Prescott Fire Chief Dan Fraijo now says all 19 were from the Prescott-based Granite Mountain Hotshots. Authorities earlier said one of the men wasn’t a crew member.
One man who belonged to the 20-person team survived because he was moving the crew’s truck.
The crew was found late Sunday afternoon with their emergency fire shelters deployed. They’d been battling a blaze moving toward Yarnell, a small town about 85 miles northwest of Phoenix.
The bodies were retrieved Monday near the town.
The fire made it into Yarnell and destroyed an unknown number of homes and businesses. It has burned more than 13 square miles.
"Until we get a significant showing of the monsoons, it’s show time and it’s dangerous, really dangerous," incident commander Roy Hall said.
The National Fire Protection Association website lists the last wildland fire to kill more firefighters as the 1933 Griffith Park fire of Los Angeles, which killed 29. The biggest loss of firefighters in U.S. history was 343, killed in the 9/11 terrorist attack in New York.
In 1994, the Storm King Fire near Glenwood Springs, Colo., killed 14 firefighters who were overtaken by a sudden explosion of flames.
Television aerial video footage showed law enforcement vehicles patrolling Yarnell, driving streets with burned buildings on both sides.
As the blaze spread, people started fleeing, including Chuck Overmyer and his wife, Ninabill. They were helping friends leave when the blaze switched directions and moved toward his property. They loaded up what belongings they could, including three dogs and a 1930 hot rod, on a trailer.

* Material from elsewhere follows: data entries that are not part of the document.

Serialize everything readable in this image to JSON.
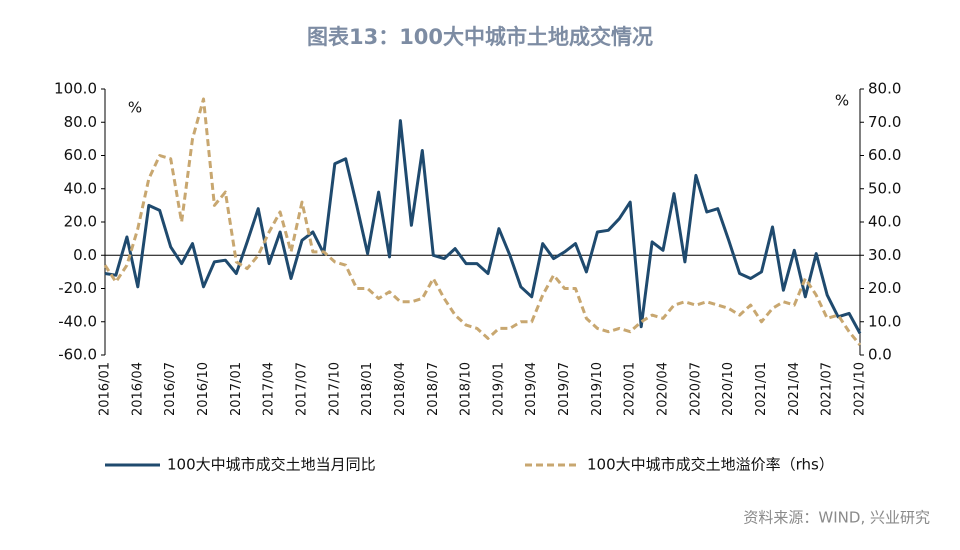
{
  "chart_data": {
    "type": "line",
    "title": "图表13：100大中城市土地成交情况",
    "y_unit": "%",
    "y2_unit": "%",
    "source": "资料来源：WIND, 兴业研究",
    "categories": [
      "2016/01",
      null,
      null,
      "2016/04",
      null,
      null,
      "2016/07",
      null,
      null,
      "2016/10",
      null,
      null,
      "2017/01",
      null,
      null,
      "2017/04",
      null,
      null,
      "2017/07",
      null,
      null,
      "2017/10",
      null,
      null,
      "2018/01",
      null,
      null,
      "2018/04",
      null,
      null,
      "2018/07",
      null,
      null,
      "2018/10",
      null,
      null,
      "2019/01",
      null,
      null,
      "2019/04",
      null,
      null,
      "2019/07",
      null,
      null,
      "2019/10",
      null,
      null,
      "2020/01",
      null,
      null,
      "2020/04",
      null,
      null,
      "2020/07",
      null,
      null,
      "2020/10",
      null,
      null,
      "2021/01",
      null,
      null,
      "2021/04",
      null,
      null,
      "2021/07",
      null,
      null,
      "2021/10"
    ],
    "series": [
      {
        "name": "100大中城市成交土地当月同比",
        "color": "#1f4a6e",
        "values": [
          -11,
          -12,
          11,
          -19,
          30,
          27,
          5,
          -5,
          7,
          -19,
          -4,
          -3,
          -11,
          8,
          28,
          -5,
          14,
          -14,
          9,
          14,
          1,
          55,
          58,
          30,
          1,
          38,
          -1,
          81,
          18,
          63,
          0,
          -2,
          4,
          -5,
          -5,
          -11,
          16,
          0,
          -19,
          -25,
          7,
          -2,
          2,
          7,
          -10,
          14,
          15,
          22,
          32,
          -43,
          8,
          3,
          37,
          -4,
          48,
          26,
          28,
          9,
          -11,
          -14,
          -10,
          17,
          -21,
          3,
          -25,
          1,
          -24,
          -37,
          -35,
          -47
        ]
      },
      {
        "name": "100大中城市成交土地溢价率（rhs）",
        "color": "#c8a770",
        "axis": "y2",
        "dashed": true,
        "values": [
          27,
          22,
          27,
          38,
          53,
          60,
          59,
          40,
          65,
          77,
          45,
          49,
          28,
          26,
          30,
          37,
          43,
          31,
          46,
          31,
          31,
          28,
          27,
          20,
          20,
          17,
          19,
          16,
          16,
          17,
          23,
          17,
          12,
          9,
          8,
          5,
          8,
          8,
          10,
          10,
          18,
          24,
          20,
          20,
          11,
          8,
          7,
          8,
          7,
          10,
          12,
          11,
          15,
          16,
          15,
          16,
          15,
          14,
          12,
          15,
          10,
          14,
          16,
          15,
          23,
          18,
          11,
          12,
          7,
          3
        ]
      }
    ],
    "ylim": [
      -60,
      100
    ],
    "yticks": [
      {
        "value": -60,
        "label": "-60.0"
      },
      {
        "value": -40,
        "label": "-40.0"
      },
      {
        "value": -20,
        "label": "-20.0"
      },
      {
        "value": 0,
        "label": "0.0"
      },
      {
        "value": 20,
        "label": "20.0"
      },
      {
        "value": 40,
        "label": "40.0"
      },
      {
        "value": 60,
        "label": "60.0"
      },
      {
        "value": 80,
        "label": "80.0"
      },
      {
        "value": 100,
        "label": "100.0"
      }
    ],
    "y2lim": [
      0,
      80
    ],
    "y2ticks": [
      {
        "value": 0,
        "label": "0.0"
      },
      {
        "value": 10,
        "label": "10.0"
      },
      {
        "value": 20,
        "label": "20.0"
      },
      {
        "value": 30,
        "label": "30.0"
      },
      {
        "value": 40,
        "label": "40.0"
      },
      {
        "value": 50,
        "label": "50.0"
      },
      {
        "value": 60,
        "label": "60.0"
      },
      {
        "value": 70,
        "label": "70.0"
      },
      {
        "value": 80,
        "label": "80.0"
      }
    ],
    "legend": "bottom",
    "grid": false
  }
}
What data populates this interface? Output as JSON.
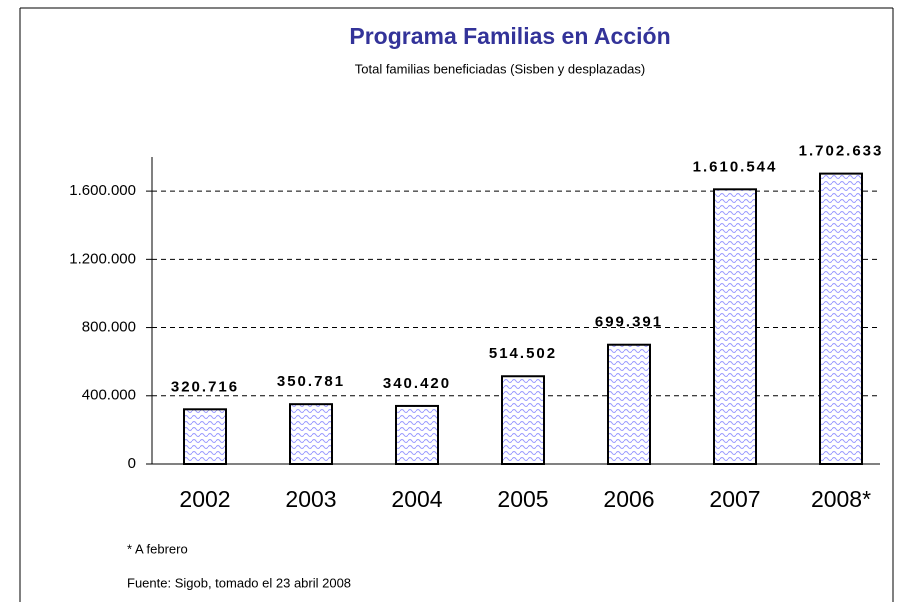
{
  "chart_data": {
    "type": "bar",
    "title": "Programa Familias en Acción",
    "subtitle": "Total familias beneficiadas (Sisben y desplazadas)",
    "categories": [
      "2002",
      "2003",
      "2004",
      "2005",
      "2006",
      "2007",
      "2008*"
    ],
    "values": [
      320716,
      350781,
      340420,
      514502,
      699391,
      1610544,
      1702633
    ],
    "value_labels": [
      "320.716",
      "350.781",
      "340.420",
      "514.502",
      "699.391",
      "1.610.544",
      "1.702.633"
    ],
    "color": "#9999ff",
    "ylim": [
      0,
      1800000
    ],
    "yticks": [
      0,
      {
        "value": 400000,
        "label": "400.000"
      },
      {
        "value": 800000,
        "label": "800.000"
      },
      {
        "value": 1200000,
        "label": "1.200.000"
      },
      {
        "value": 1600000,
        "label": "1.600.000"
      }
    ],
    "grid": true,
    "notes": [
      "* A febrero",
      "Fuente: Sigob, tomado el 23 abril 2008"
    ]
  }
}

As he looked out his rear-view mirror he could see embers on the roof of his garage.
"We knew it was gone," he said.
He later went to the Arrowhead Bar and Grill in nearby Congress, where he and other locals watched on TV as the fire destroyed his house.
The Red Cross opened two shelters in the area — one at Yavapai College in Prescott and the other in a high school gym.
Billeaud reported from Phoenix. Associated Press writers Brian Skoloff in Yarnell and Martin Di Caro in Washington also contributed to this report.
A look at deadly U.S. accidents involving fire crews
Here is a look at some of the deadliest U.S. tragedies to have claimed the lives of wildland firefighters, including the 19 killed in an Arizona blaze Sunday:
— June 30, 2013: Nineteen members of an elite crew are killed in a fire northwest of Phoenix that lit up the night sky in the forest above the town of Yarnell. The fast-moving blaze fueled by hot, dry conditions is the deadliest wildfire involving firefighters in the U.S. for at least 30 years.
— Aug. 5, 2008: Nine people were killed when a helicopter crashed shortly after taking off with a load of firefighters heading back to camp in Northern California. Seven of the dead were firefighters with Grayback Forestry Inc. The crew was fighting a forest fire on the Shasta-Trinity National Forest outside Redding, Calif.
— Aug. 24, 2003: Eight contract firefighters who had spent two weeks fighting an Idaho wildfire were killed on their way home when their van collided with a tractor-trailer and exploded into flames outside Vale, Ore. The firefighters, all men, worked for First Strike Environmental, a contract firefighting company and all were from Oregon.
— July 6, 1994: A blaze near Glenwood Springs, Colo., killed 14 firefighters who were overtaken by a sudden explosion of flames. The lightning-sparked Storm King Mountain blaze roared through shrubs as the firefighters scrambled uphill. Thirty-five firefighters on the mountain that day survived.
— June 26, 1990: The rapidly spreading Dude fire in the Tonto National Forest near Payson in eastern Arizona trapped 11 firefighters, killing six of them.
— July 9, 1953: The Rattlesnake fire in Southern California took the lives of 15 firefighters battling a blaze in Mendocino National Forest.
— Aug. 5, 1949 — The Mann Gulch fire near Helena, Mont., killed 12 smokejumpers and a forest ranger after they were overrun by flames. Their story was memorialized in the book “Young Men and Fire” by Norman Maclean, who also wrote “A River Runs Through It.”
— Oct. 3, 1933 — The Griffith Park wildfire in Los Angeles killed 29 firefighters.